A total of 92 players (46 teams) are registered for the Four-Ball at Legacy Ridge. While 2014 champions Keith Humerickhouse and Jared Bickling won’t return as a team — Humerickhouse is in the field for the U.S. Four-Ball — Bickling will play at Legacy Ridge with new partner Stephen Baxter.
Other former champions in the field are Jon Lindstrom (2002 and ’12), Steve Irwin (2004 and ’09), Alex Buecking (2009), Dave Johnson (2006), Jim Doidge (2005) and Pat Diaz (2004). Irwin will team with Diaz again this year. Doidge will partner with Michael Harrington, the 2014 CGA Player of the Year.
In the Senior Four-Ball at Todd Creek, 102 competitors (51 teams) 50 and older are signed up. Included are defending champions David Delich and Bruce Hogg, who prevailed by three strokes last year. Also back are 2013 winners Kelly Crone and Larry Netherton, who also claimed the title in 2009.

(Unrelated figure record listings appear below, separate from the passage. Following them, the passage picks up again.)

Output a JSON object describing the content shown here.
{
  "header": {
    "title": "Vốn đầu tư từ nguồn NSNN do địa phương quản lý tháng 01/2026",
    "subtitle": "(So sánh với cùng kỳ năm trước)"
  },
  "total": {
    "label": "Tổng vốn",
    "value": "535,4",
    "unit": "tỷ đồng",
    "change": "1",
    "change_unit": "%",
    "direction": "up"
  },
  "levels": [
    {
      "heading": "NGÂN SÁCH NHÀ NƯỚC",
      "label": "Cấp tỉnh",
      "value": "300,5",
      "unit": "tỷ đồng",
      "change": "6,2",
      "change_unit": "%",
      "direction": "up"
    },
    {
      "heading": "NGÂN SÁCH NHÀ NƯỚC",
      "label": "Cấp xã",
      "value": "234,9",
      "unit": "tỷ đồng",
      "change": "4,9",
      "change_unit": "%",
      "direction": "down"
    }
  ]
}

Other former champs in the field are Daniel Dymerski (2012), John Applegate (2011), Sean Forey (2003 and ’08) and Scott Radcliffe (2003). Forey and Radcliffe will team up again this year.
To access scoring over the weekend, click on the following: OPEN DIVISION, SENIOR DIVISION.
— U.S. Amateur Four-Ball at the Olympic Club in San Francisco May 2-6.
A total of 4,468 golfers (2,234 teams) submitted entries, and qualifying was held at 51 sites from last August through March.
The field at the Olympic Club will feature 128 teams, which will play 36 holes of stroke play, with the top 32 teams advancing to match play beginning on May 4.
Five teams in the championship include at least one Coloradan:
Robert Polk of Parker and Bill Fowler of Lakewood
Alex Kephart of Colorado Springs and former Colorado Springs resident Nick Tarasiewicz
Keith Humerickhouse of Eagle and Tom Abell of Oregon, Wis.
Jeff Chapman of Denver and Andrew Tapia of Raton, N.M.
Gus Lundquist of Parker and Trevor Sluman of Rochester, N.Y.
Polk and Fowler, both 50-somethings, shared medalist honors in qualifying at Colorado Golf Club with Kephart and Tarasiewicz last September. (The four are pictured together above.) Polk, 59, will be the oldest player in the field at the Olympic Club.
Lundquist and Sluman are University of Louisville teammates, playing for coach Mark Crabtree, a Colorado Golf Hall of Famer. Sluman is a nephew of Champions Tour player Jeff Sluman. They were medalists in an Oct. 8 qualifier in Mason, Ohio.
Humerickhouse and Abell were medalists in an Oct. 1 qualifier in Hartford, Wis.
— U.S. Women’s Amateur Four-Ball at Bandon Dunes in Oregon May 9-13.
Qualifying for the inaugural Women’s Four-Ball took place at 28 sites from August through March.
Jennifer Kupcho of Westminster and Gillian Vance of Lakewood (left) will take a break from the high school season to play in the national championship. They shared medalist honors last October in a qualifier at Heritage at Westmoor in Westminster.
Kupcho, the 2014 CWGA Player of the Year, will play college golf at Wake Forest in the fall, while Vance will be on the University of Colorado roster.
All told at Bandon, 64 teams will play two rounds of stroke play, with the low 32 teams advancing to match play, which begins May 11.